II. Quanto a roteiro

1. Acerca da datação de roteiro, a data mais recuada que tem sido aceite é a consignada, por exemplo, no Dicionário Houaiss, onde se atribui a atestação mais antiga a meados do século XVII. No entanto, é possível ir mais atrás, a registos de meados do século XVI, em contextos relativos a viagens e navegações (cf. secção histórica do Corpus do Português, de Mark Davies).

2. É bem provável que roteiro tenha derivado do radical rot- de rota, e não do francês route. É de realçar que, em castelhano, se regista derrotero, que pode bem indicar ser possível a derivação de rota (português) e derrota (em castelhano) com os sufixos cognatos -eiro e -ero .
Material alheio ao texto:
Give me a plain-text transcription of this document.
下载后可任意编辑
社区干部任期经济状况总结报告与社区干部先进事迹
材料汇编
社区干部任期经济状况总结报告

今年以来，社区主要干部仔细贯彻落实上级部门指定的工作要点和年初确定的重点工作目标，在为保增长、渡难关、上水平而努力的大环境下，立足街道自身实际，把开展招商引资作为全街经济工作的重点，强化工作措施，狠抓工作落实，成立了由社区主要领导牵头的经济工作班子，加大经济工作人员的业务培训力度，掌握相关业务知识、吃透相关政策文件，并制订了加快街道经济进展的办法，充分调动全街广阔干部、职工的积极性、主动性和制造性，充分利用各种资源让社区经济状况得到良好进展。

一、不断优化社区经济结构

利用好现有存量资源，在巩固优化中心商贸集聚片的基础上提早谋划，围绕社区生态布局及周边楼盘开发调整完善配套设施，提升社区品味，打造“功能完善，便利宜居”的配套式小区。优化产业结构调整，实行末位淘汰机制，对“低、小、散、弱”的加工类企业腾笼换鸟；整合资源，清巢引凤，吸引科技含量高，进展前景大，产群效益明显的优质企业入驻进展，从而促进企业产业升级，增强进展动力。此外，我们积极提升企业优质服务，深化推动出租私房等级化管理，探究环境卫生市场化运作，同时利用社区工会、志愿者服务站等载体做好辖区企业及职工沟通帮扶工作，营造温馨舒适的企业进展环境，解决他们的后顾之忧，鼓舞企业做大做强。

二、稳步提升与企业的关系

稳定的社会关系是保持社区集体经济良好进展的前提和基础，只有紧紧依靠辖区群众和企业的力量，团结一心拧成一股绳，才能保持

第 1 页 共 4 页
3. A respeito do sufixo -eiro, é plausível que roteiro tenha surgido não por analogia com roupeiro, caso este em que -eiro sugere algum tipo de «serventia referente à cousa denotada pelo vocábulo primitivo» (Said Ali, Gramática Histórica da Língua Portuguesa, 1965, p. 242/243), mas, sim, como adjetivo para qualificar algum substantivo que se subentende. Sugere-se aqui, portanto, que a génese do português roteiro e do castelhano derrotero tenham origem em expressão como «documento roteiro» (não atestada), isto é, «documento relativo a rota», e «libro derrotero» (neste último caso, consulte-se o Wiktionary em espanhol).